The serial number (1) (2) ... (10) represents the order in which the program runs in our work.
- (1) GSE59491_expr.R ---- Processing original data of GSE59491.
- (2) GSE73685_expr.R ---- Processing original data of GSE73685.
- (3) Ttest.R ---- It contains some functions used to select differentially expressed genes (DEGs), and is included in “DEgene.R”.
- (4) DEgene.R ---- Identify the differentially expressed genes (DEGs) on a dataset and find candidates with adjusted P-value < 0.05.
- (5) GSE59491_cel37_rep.R ---- Solve the regularized logistic regression with seven effective penalties, i.e., ridge, lasso, elastic net, L0, L1/2, SCAD and MCP.
- (6) Feature_select.R ---- Extract data from independent dataset and origina discovery dataset based on identified biomarker.
- (7) Class_ROC.R" ---- Verify the identified biomarkers on an independent dataset by the AUC value. (Figure 5 a in our work)
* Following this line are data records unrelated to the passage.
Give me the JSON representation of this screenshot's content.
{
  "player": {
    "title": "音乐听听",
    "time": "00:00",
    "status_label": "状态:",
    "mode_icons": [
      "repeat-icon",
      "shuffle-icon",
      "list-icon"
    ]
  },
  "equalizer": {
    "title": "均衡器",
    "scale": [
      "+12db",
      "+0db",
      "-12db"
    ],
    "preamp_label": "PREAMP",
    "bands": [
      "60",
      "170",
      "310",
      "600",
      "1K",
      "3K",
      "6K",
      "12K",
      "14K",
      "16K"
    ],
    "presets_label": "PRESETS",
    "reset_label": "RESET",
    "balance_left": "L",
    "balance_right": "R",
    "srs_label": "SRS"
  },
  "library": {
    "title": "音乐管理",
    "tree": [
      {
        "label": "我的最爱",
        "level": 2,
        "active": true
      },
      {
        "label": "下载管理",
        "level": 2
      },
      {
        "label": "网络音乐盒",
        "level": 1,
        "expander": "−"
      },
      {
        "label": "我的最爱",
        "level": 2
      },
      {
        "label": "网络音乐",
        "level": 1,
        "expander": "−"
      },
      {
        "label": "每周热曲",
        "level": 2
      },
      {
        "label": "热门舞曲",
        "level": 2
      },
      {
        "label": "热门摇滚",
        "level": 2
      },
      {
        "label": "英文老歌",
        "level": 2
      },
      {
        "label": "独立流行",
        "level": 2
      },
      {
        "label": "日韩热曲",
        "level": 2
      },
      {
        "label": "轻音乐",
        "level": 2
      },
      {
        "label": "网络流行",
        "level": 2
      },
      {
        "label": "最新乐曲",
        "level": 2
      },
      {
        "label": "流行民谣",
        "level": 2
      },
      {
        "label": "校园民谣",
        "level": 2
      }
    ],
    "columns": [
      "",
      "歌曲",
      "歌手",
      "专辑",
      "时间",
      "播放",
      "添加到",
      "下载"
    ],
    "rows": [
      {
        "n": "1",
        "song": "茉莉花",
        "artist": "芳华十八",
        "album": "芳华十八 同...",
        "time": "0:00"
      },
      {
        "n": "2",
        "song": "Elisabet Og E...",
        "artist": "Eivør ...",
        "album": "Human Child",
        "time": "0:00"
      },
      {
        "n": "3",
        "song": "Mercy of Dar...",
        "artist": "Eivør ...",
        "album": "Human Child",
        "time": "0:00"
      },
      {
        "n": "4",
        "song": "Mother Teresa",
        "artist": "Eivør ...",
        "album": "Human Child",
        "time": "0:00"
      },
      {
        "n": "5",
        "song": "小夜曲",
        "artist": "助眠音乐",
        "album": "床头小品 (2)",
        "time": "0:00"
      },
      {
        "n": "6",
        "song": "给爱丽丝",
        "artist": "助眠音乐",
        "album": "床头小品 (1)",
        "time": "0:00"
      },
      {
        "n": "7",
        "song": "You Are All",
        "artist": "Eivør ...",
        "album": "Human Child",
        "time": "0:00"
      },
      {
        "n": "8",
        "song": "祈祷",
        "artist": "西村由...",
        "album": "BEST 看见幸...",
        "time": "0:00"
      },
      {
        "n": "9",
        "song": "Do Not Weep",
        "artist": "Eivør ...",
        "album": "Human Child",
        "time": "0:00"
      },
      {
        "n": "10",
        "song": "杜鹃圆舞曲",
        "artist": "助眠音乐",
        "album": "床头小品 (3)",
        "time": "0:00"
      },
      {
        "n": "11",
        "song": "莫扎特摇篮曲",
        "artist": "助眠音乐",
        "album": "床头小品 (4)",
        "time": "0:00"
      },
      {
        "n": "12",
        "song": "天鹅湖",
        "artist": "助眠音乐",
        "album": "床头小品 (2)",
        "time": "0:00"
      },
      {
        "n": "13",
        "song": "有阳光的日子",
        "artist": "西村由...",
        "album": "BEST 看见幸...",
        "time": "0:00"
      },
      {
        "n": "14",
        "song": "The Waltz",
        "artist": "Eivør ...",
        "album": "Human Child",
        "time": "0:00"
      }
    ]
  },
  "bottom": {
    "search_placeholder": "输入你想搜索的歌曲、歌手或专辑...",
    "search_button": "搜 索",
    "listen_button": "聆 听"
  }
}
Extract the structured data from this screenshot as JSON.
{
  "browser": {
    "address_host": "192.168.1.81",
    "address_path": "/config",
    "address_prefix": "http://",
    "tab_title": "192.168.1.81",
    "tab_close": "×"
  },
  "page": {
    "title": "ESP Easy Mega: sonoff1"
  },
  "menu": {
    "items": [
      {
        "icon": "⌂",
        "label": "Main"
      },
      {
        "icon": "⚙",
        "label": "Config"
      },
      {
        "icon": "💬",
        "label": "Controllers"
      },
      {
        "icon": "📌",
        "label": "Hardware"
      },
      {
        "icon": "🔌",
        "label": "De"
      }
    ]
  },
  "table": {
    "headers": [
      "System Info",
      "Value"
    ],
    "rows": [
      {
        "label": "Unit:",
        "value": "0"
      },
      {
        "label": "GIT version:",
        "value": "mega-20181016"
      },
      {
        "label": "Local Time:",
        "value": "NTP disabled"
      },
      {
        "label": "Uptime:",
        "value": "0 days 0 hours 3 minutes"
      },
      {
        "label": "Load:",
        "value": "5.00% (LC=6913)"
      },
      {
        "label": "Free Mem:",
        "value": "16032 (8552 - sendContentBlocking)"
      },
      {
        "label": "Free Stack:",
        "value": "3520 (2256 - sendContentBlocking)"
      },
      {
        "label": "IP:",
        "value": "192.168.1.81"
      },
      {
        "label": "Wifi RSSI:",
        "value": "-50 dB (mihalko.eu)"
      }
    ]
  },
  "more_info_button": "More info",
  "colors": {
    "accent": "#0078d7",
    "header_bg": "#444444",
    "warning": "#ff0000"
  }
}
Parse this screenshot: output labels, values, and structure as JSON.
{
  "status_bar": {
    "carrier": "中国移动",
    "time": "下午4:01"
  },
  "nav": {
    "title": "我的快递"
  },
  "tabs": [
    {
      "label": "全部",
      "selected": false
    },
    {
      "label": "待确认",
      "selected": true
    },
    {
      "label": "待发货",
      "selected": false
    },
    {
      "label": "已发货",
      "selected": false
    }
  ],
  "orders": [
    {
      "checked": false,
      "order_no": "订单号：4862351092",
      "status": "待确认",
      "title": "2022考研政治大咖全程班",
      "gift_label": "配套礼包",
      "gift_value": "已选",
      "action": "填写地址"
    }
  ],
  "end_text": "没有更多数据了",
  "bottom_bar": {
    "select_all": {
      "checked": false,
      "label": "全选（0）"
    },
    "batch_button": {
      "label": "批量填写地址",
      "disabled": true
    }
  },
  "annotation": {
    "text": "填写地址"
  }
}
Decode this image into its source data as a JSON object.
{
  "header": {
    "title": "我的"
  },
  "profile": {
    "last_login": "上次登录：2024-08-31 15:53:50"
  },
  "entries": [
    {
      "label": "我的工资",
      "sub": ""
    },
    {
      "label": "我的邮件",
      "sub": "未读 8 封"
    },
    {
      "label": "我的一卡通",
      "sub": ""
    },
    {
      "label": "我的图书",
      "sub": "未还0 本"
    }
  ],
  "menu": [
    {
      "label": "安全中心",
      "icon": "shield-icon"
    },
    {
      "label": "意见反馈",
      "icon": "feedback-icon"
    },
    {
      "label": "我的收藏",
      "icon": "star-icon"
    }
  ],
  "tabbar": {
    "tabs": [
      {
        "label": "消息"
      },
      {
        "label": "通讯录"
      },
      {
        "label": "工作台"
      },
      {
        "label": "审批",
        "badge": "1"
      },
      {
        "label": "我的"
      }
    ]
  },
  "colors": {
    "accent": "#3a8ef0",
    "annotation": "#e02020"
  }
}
- (8) Box_PRS.R ---- Obtain the boxplot of of preterm risk score (PRS) on the independent dataset. (Figure 5 b in our work)
- (9) Hyper_test.R ---- Calculate the number of overlapping genes selected by hypergeometric test. (Table 4 in our work)
- (10) StabilityLogReg.R (New added) -- Calculate the stability index, and prove the stability/robustness of the 20 biomarkers selected by our subset identification strategy (Lasso, Elastic net, L1/2, SCAD).
- Feature selection is one of the most fundamental problems in data analysis, machine learning, and data mining. Especially in domains where the chosen features are subject to further experimental research, the stability of the feature selection is very important. Stable feature selection means that the set of selected features is robust with respect to different data sets from the same data generating distribution.
- For data sets with similar features, the evaluation of feature selection stability is more difficult. An example of such data sets is gene expression data sets, where genes of the same biological processes are often highly positively correlated. Here, stability measures that take into account the similarities between feature subsets are defined as Hamming stability.
- We identified all combinations containing 4 sets from the 7 candidate sets, and calculated the stability index (stabilityHamming) of 35 combinations, the results are shown in the barplot obtained by R code StabilityLogReg.R.
- The red bar is the stability index of our chosen subset of features (2 3 5 6, i.e. Lasso, Elastic net, L1/2, SCAD), which ranks fifth out of all 35 combinations.
- This shows that the subset of features we choose not only has high accuracy/AUC, but also has high stability.
R code for five RFE feature selection methods.
- (1)"svmrfe.py" ---- SVM: SVM-RFE.
- (2) "abrfe.py" ---- SVM: AB-RFE.
- (3)"rfe_nnet.R" ---- SVM: NN-RFE.
- (4)"rfsvm.py" ---- SVM: RF-RFE.
- (5)"ref_knn.R" ---- SVM: KNN-RFE.
- (6)"feature_overlap_clear.R" ---- SVM: Intersection of feature subsets obtained by 5 RFE methods to identify biomarkers.
- (7)"feature_select_clear.R" ---- SVM: Extract features from the test set and verification set separately.
- (8)"RFE_ROC_clear.R" ---- SVM classifier.
- (9)"class_feature_clear.R" ---- SVM: Perform independent data set verification and draw ROC curve.
- (10) "cluster_clear.R" ---- SVM: Enrichment analysis of identified biomarkers.
This program package is supported by the copyright owners and coders "as is" and without warranty of any kind, express or implied, including, but not limited to, the implied warranties of merchantability and fitness for a particular purpose. In no event shall the copyright owner or contributor be liable for any direct, indirect, incidental, special, exemplary, or consequential damages (including, without limitation, procurement of substitute goods or services; loss of use, data, or profits; or business interruption), regardless of the theory of liability, whether in contract, strict liability or tort (including negligence or otherwise) for any use of the software, even if advised of the possibility of such damages.